Pursuant to 8 C.F.R. § 3.1(d)(1-a)(i), the BIA may summarily dismiss an appeal if an alien fails to specify the reasons for the appeal in the notice of appeal. This court has held that "summary dismissal by the BIA is appropriate if an alien submits no separate written brief or statement to the BIA and inadequately informs the BIA of 'what aspects of the IJ's decision were allegedly incorrect and why.' " Martinez-Zelaya, 841 F.2d at 296 (quoting Reyes-Mendoza v. INS, 774 F.2d 1364, 1365 (9th Cir.1981)).

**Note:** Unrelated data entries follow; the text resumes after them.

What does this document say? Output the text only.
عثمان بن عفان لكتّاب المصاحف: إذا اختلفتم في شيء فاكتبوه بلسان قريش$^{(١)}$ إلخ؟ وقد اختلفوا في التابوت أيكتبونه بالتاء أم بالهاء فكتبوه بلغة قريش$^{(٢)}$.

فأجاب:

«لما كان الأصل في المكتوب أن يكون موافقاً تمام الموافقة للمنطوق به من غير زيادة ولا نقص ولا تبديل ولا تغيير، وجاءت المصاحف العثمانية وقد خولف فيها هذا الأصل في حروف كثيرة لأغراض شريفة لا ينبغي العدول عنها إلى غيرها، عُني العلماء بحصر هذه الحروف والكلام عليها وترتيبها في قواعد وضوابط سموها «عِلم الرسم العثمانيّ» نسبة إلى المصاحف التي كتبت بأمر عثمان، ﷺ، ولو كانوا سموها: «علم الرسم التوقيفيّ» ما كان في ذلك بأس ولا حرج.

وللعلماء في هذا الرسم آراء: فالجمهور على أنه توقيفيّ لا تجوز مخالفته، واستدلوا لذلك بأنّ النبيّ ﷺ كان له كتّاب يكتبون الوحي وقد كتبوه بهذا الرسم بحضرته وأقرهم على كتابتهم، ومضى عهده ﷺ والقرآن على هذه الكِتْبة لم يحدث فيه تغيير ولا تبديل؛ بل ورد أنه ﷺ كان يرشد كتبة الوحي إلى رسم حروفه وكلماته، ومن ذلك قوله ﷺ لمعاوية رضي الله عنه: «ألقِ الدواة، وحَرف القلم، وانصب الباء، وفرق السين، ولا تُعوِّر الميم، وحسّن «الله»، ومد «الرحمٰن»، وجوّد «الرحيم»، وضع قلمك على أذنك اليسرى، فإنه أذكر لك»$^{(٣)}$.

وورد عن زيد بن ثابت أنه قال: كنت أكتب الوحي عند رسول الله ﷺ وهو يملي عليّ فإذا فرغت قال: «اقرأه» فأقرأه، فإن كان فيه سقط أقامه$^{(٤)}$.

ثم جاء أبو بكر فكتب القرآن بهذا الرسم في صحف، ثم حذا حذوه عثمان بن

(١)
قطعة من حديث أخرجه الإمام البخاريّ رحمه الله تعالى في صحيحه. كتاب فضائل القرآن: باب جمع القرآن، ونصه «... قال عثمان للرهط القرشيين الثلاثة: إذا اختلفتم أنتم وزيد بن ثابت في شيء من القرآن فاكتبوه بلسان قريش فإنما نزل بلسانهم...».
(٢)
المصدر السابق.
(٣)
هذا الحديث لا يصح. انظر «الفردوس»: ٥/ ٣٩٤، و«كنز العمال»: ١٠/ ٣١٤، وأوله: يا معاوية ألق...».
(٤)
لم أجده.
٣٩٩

The BIA has articulated strict specificity requirements for appellants attempting to state the reasons for their appeal:

It is ... insufficient to merely assert that the immigration judge improperly found that deportability had been established.... Where a question of law is presented, supporting authority should be included, and where the dispute is on the facts, there should be a discussion of the particular details contested.

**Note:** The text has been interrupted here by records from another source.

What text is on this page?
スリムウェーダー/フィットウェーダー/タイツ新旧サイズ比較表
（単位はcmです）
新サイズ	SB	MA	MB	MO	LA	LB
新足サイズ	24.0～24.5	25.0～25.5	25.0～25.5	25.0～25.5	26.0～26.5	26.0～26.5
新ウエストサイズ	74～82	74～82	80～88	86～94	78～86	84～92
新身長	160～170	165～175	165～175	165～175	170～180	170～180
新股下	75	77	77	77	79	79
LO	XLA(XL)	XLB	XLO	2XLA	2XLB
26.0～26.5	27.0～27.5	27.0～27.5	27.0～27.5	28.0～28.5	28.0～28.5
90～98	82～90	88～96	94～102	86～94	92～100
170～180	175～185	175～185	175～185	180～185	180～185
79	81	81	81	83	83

Matter of Valencia, 19 I. & N. Dec. 354 (1986). This court has approved the BIA's strict interpretation of 8 C.F.R. § 3.1(d)(1-a)(i). See Reyes-Mendoza, 774 F.2d at 1365.

Here, Martinez's notice of appeal did not adequately inform the BIA of the specific grounds for his appeal. See Martinez-Zelaya, 841 F.2d at 296. The one paragraph statement in the notice of appeal failed to cite any legal authority or any specific allegations of error in the IJ's decision and in no meaningful way apprised the BIA of the legal or factual basis for his appeal. See Toquero, 956 F.2d at 195. Martinez's generalized statement did not clearly state whether Martinez was contesting the facts constituting evidence of his conviction, the IJ's decision that the evidence presented was sufficient to meet the clear and convincing standard, or the IJ's interpretation of section 241(a)(14). Therefore, the BIA " 'was left guessing at how and why petitioner thought the court had erred.' " Id. (quoting Lozada v. INS, 857 F.2d 10, 13 (1st Cir.1988)).

Thus, based on the information contained in the notice of appeal, the BIA's summary dismissal under 8 C.F.R. § 3.1(d)(1-a)(i) was "appropriate." See Martinez-Zelaya, 841 F.2d at 296; Reyes-Mendoza, 774 F.2d at 1364-65. Accordingly, Martinez's petition for review is denied.

IV

Agency's Interpretation of Statute

For the first time on appeal, Martinez contends the INS's application of 8 U.S.C. § 1251(a)(14) to him was an overly-broad application of the statute. An alien must raise an IJ's errors to the BIA in the first instance; otherwise, the arguments of error are waived on appeal. See Florez-de Solis v. INS, 796 F.2d 330, 335 (9th Cir.1986) (court of appeals is precluded from considering claims of IJ errors that alien failed to raise in administrative appeal).